“[Pell] has a lot of speed, so I could play her on any wing,” ice hockey coach Katey Stone says. “Defensively, she’s smart. She keeps it real simple…she understands her role, she understands what she’s good at and she knows what her limitations are. So, she does exactly what you ask her to do. She plays a sort of dot-to-dot hockey, and that’s what we do.”
Pell brings more to the team than her direct style.
“She brings an intensity to the game, locker room and practice that everyone around her feeds off of,” junior teammate Kat Sweet says.
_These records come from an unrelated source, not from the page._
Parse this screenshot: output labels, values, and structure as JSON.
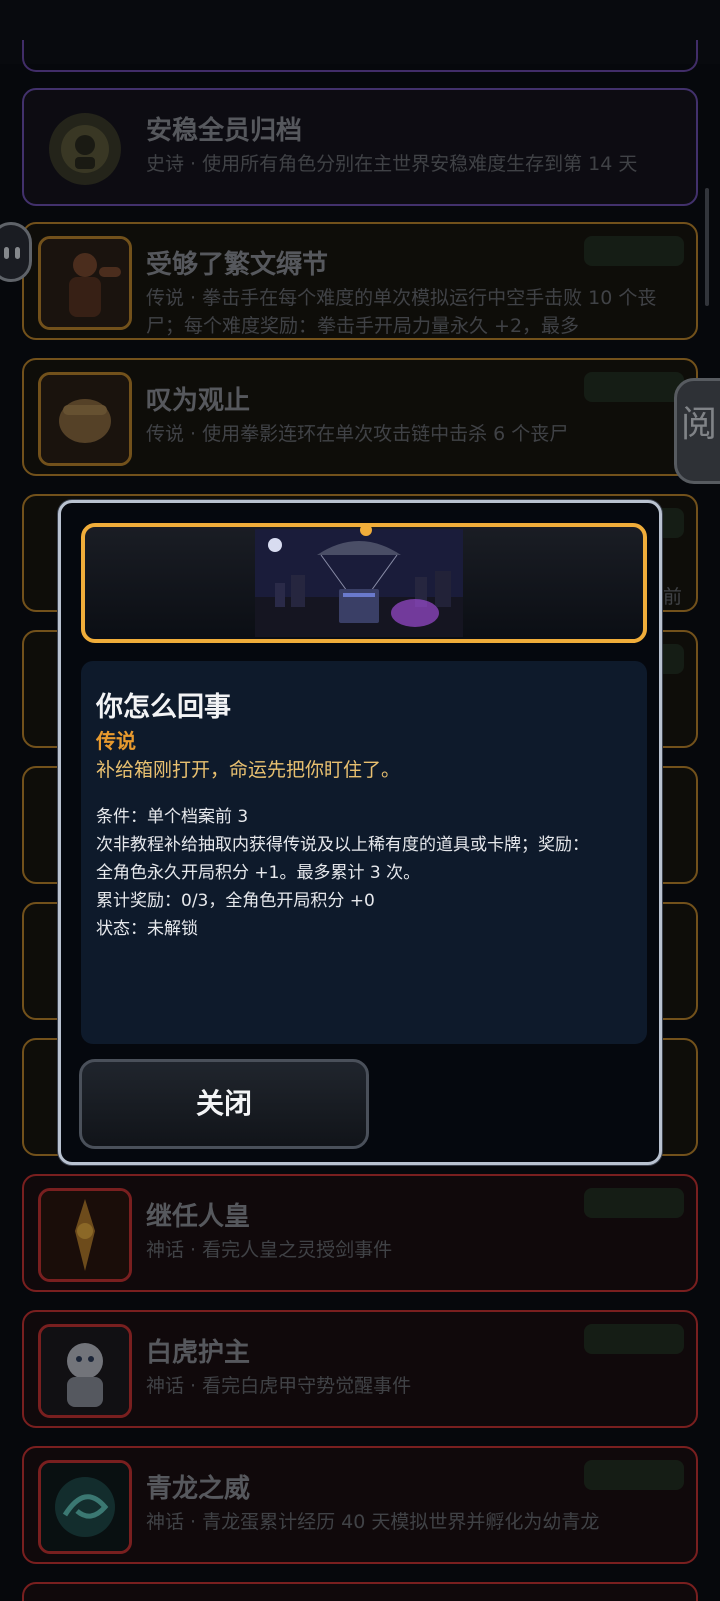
{
  "achievements": [
    {
      "title": "安稳全员归档",
      "desc": "史诗 · 使用所有角色分别在主世界安稳难度生存到第 14 天",
      "rarity": "epic"
    },
    {
      "title": "受够了繁文缛节",
      "desc": "传说 · 拳击手在每个难度的单次模拟运行中空手击败 10 个丧尸；每个难度奖励：拳击手开局力量永久 +2，最多",
      "rarity": "legend"
    },
    {
      "title": "叹为观止",
      "desc": "传说 · 使用拳影连环在单次攻击链中击杀 6 个丧尸",
      "rarity": "legend"
    },
    {
      "title": "继任人皇",
      "desc": "神话 · 看完人皇之灵授剑事件",
      "rarity": "myth"
    },
    {
      "title": "白虎护主",
      "desc": "神话 · 看完白虎甲守势觉醒事件",
      "rarity": "myth"
    },
    {
      "title": "青龙之威",
      "desc": "神话 · 青龙蛋累计经历 40 天模拟世界并孵化为幼青龙",
      "rarity": "myth"
    }
  ],
  "side_tab": {
    "glyph": "阅"
  },
  "partial_text": {
    "behind_right": "前"
  },
  "modal": {
    "title": "你怎么回事",
    "rarity": "传说",
    "flavor": "补给箱刚打开，命运先把你盯住了。",
    "details": [
      "条件：单个档案前 3",
      "次非教程补给抽取内获得传说及以上稀有度的道具或卡牌；奖励：",
      "全角色永久开局积分 +1。最多累计 3 次。",
      "累计奖励：0/3，全角色开局积分 +0",
      "状态：未解锁"
    ],
    "close_label": "关闭"
  },
  "colors": {
    "epic": "#6b4fae",
    "legend": "#b9842c",
    "myth": "#c43232",
    "modal_accent": "#f0ad3a"
  }
}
Sweet adds that Pell’s level of commitment is tremendous, as she chooses not to take the time off between seasons that is offered to dual-sport athletes.
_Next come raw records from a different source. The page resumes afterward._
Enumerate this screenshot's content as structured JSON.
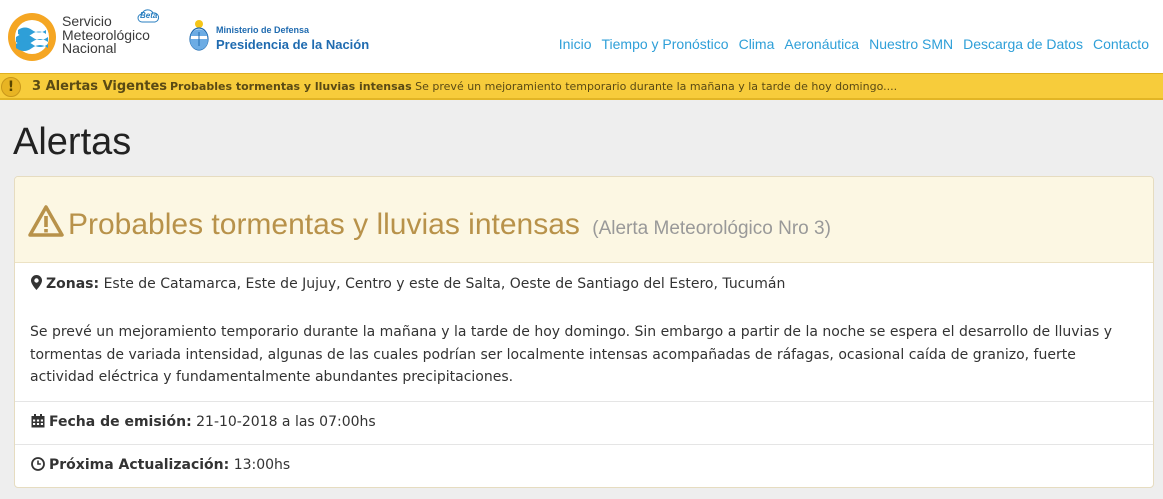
{
  "header": {
    "brand_line1": "Servicio",
    "brand_line2": "Meteorológico",
    "brand_line3": "Nacional",
    "beta_label": "Beta",
    "ministerio": "Ministerio de Defensa",
    "presidencia": "Presidencia de la Nación",
    "nav": [
      "Inicio",
      "Tiempo y Pronóstico",
      "Clima",
      "Aeronáutica",
      "Nuestro SMN",
      "Descarga de Datos",
      "Contacto"
    ]
  },
  "alert_bar": {
    "icon": "exclamation-icon",
    "count_label": "3 Alertas Vigentes",
    "summary_title": "Probables tormentas y lluvias intensas",
    "summary_text": "Se prevé un mejoramiento temporario durante la mañana y la tarde de hoy domingo...."
  },
  "page": {
    "title": "Alertas"
  },
  "alert": {
    "icon": "warning-triangle-icon",
    "title": "Probables tormentas y lluvias intensas",
    "subtitle": "(Alerta Meteorológico Nro 3)",
    "zonas_label": "Zonas:",
    "zonas_value": "Este de Catamarca, Este de Jujuy, Centro y este de Salta, Oeste de Santiago del Estero, Tucumán",
    "description": "Se prevé un mejoramiento temporario durante la mañana y la tarde de hoy domingo. Sin embargo a partir de la noche se espera el desarrollo de lluvias y tormentas de variada intensidad, algunas de las cuales podrían ser localmente intensas acompañadas de ráfagas, ocasional caída de granizo, fuerte actividad eléctrica y fundamentalmente abundantes precipitaciones.",
    "fecha_label": "Fecha de emisión:",
    "fecha_value": "21-10-2018 a las 07:00hs",
    "proxima_label": "Próxima Actualización:",
    "proxima_value": "13:00hs"
  },
  "colors": {
    "nav_link": "#2e9fd8",
    "alert_bar_bg": "#f7cc3b",
    "panel_head_bg": "#fcf7e3",
    "alert_title": "#b8924a"
  }
}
“That’s just a testament to her dedication,” Sweet says.
“I think it’s hard for a player to play a fall sport and miss the better part of the conditioning that we focus on in the fall, but she’s done it all four years,” Ruggiero says. “She is an athlete. If you give her the ball, she’s going to take it. If you put her out on the ice, she’s going to do everything she can.”
As her field hockey career draws to a close and the women’s hockey season nears, Pell is excited about the possibility of playing in two NCAA tournaments to end the final chapter in her Harvard athletic career.
“The NCAAs are always interesting,” she says.